A inicios de 2015, dos fundamentalistas islámicos asesinaron a once empleados de otro semanario, Charlie Hebdo, por las sátiras continuas que hacía la publicación contra el Islam. Tanto Minute como Charlie Hebdo se burlaban de temas sobre minorías, ya sea por raza o religión. Pero mientras los editores de Minute recibieron una multa, los de Charlie Hebdo recibían resguardo policial, que de poco les sirvió ante los ataques de los fundamentalistas. La discusión sobre la diferencia de criterios se ha reavivado desde el arresto de un estudiante de Nantes, por el cargo de “apología del terrorismo”. Su delito fue parodiar una de las portadas de Charlie Hebdo, que mostraba a un musulmán intentando inútilmente defenderse de las balas con un ejemplar de El Corán. La imagen se refería a las matanzas de la revolución egipcia de 2011. La parodia del chico de Nantes mostraba al editor de Charlie Hebdo con la misma pose del hombre musulmán, intentando también inútilmente defenderse de las balas con un ejemplar del semanario y el mismo lema que había usado Charlie: “esta mierda no detiene las balas”. El joven autor fue apresado, pero Charlie Hebdo nunca fue multado. Los argumentos del Estado francés son muy simples: La “apología del terrorismo” es uno de los límites de la libertad de expresión. La blasfemia, no. Esto es perfectamente admisible en un Estado laico como el francés, pero no considera los derechos de las minorías, y lleva a límites extremos la libertad de expresión en una situación social repleta de diferencias simbólicas y desigualdades materiales.

El estado de cosas

Leí la noticia sobre Taubira y Minute en un metro de París que me llevaba de mi casa en las afueras de la ciudad, hacia el sexto distrito. Hacía a diario el mismo recorrido desde un suburbio empobrecido, repleto de migrantes africanos y magrebíes hasta el hermoso barrio de la Universidad, cerca del mítico Montparnasse. En el viaje inverso, poco a poco los ciudadanos iban descendiendo a medida que salíamos de la ciudad y ya en las afueras sólo quedábamos los negros, los árabes, los migrantes, los estudiantes, los extranjeros, los pobres. En un mundo así, el metro es una especie de síntoma social, y un reflejo de la historia colonial francesa.

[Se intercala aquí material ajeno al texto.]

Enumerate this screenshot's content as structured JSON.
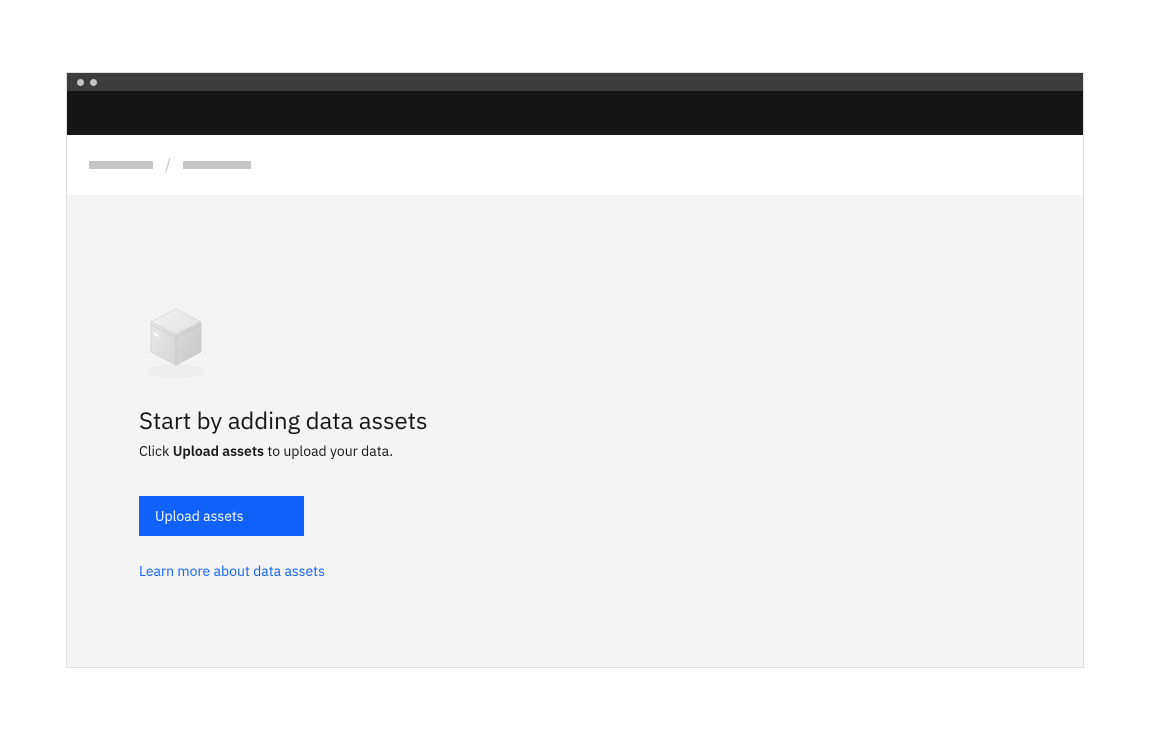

A partir de la liberación de las colonias francesas en Asia, África y los países del Magreb, la única forma de aliviar los años de ocupación y pobreza fue migrar a la metrópoli colonial. Eran los años posteriores a la Segunda Guerra Mundial, los conocidos como la “Edad de Oro del Capitalismo” del siglo XX. En esa época, los países del capitalismo central, EEUU y Europa occidental, tenían altas tasas de crecimiento anuales de entre 4 y 5%. En Francia, ese periodo es conocido como los “treinta gloriosos” y aún hoy se discute dónde quedaron. En el marco del Plan Marshall, la reconstrucción europea después de la guerra, la política de contención del comunismo, la construcción de un mercado europeo común, Francia tuvo tasas de crecimiento de hasta 6%, una de las más altas de entre las potencias mundiales. Pero ahora, el país ha pasado a la larga y horrible resaca después de haber vivido una hermosa fiesta.

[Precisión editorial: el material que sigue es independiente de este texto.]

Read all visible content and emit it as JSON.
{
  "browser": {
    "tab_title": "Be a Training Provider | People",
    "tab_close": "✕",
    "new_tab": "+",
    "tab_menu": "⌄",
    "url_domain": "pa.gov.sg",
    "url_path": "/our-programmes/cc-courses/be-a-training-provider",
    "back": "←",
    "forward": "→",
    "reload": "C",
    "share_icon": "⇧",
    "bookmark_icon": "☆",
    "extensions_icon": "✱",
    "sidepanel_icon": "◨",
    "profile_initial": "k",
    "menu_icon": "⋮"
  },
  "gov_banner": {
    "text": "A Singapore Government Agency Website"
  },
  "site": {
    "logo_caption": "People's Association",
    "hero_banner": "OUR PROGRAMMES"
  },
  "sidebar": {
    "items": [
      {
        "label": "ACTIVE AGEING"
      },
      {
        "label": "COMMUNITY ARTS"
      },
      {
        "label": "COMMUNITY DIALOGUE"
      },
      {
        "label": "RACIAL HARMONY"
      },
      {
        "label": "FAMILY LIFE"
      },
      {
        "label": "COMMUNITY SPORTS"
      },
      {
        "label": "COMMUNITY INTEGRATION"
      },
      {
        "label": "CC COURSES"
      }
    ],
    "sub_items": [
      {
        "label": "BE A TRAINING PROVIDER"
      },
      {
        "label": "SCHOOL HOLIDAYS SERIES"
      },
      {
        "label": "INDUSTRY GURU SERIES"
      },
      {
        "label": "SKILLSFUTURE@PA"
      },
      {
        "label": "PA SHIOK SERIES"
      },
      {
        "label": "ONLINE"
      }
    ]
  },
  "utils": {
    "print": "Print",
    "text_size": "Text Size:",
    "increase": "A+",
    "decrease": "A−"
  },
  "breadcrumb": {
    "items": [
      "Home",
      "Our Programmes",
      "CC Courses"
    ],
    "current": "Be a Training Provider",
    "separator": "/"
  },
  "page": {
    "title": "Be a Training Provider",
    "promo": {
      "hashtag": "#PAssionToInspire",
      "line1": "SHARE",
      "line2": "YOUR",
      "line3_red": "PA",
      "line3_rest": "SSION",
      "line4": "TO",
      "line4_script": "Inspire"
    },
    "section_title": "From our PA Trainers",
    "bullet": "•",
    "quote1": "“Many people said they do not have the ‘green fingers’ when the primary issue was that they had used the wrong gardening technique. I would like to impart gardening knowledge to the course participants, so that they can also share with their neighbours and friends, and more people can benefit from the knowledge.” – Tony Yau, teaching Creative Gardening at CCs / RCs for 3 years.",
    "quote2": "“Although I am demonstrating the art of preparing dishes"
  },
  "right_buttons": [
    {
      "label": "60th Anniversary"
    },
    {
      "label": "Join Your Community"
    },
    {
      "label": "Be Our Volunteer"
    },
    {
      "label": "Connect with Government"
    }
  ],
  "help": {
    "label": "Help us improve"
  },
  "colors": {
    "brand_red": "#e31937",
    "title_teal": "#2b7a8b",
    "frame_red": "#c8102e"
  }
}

En los años posteriores, Francia vio el desmantelamiento de su sector industrial; el fin de su legendario pacto entre capitalistas y trabajadores; un viraje hacia la flexibilización laboral; la disminución paulatina del Estado de bienestar, y el déficit comercial permanente desde el ingreso a la zona Euro. Ahora su economía depende en un 70% de servicios, lo que ha provocado una alta población urbana y un aumento de la concentración de la riqueza. El 70% del PIB del país se produce en el gran París, donde vive cerca del 25% de la población.

En Francia, uno de cada cuatro nacimientos se da en una familia de ascendencia migrante, familias que además se ubican en los quintiles más bajos de ingresos. En este estado de cosas, con una economía que vive de los servicios, los hijos de migrantes no tienen acceso a la mejor educación o tienen la obligación de trabajar en empleos mal remunerados desde temprano. En este país de inmigrantes segregados y desclasados, concentrados en París, la ciudad se convierte en un hervidero, en una bomba que ya ha estallado algunas veces. Basta recordar los disturbios de los años 2005 y 2007 con varios muertos, miles de autos incendiados y confrontaciones continuos entre jóvenes depauperados y la policía. O los enfrentamientos ultra violentos al frente de la Sinagoga sefardí de París, en el verano de 2014, entre manifestantes pro palestinos y pro israelíes.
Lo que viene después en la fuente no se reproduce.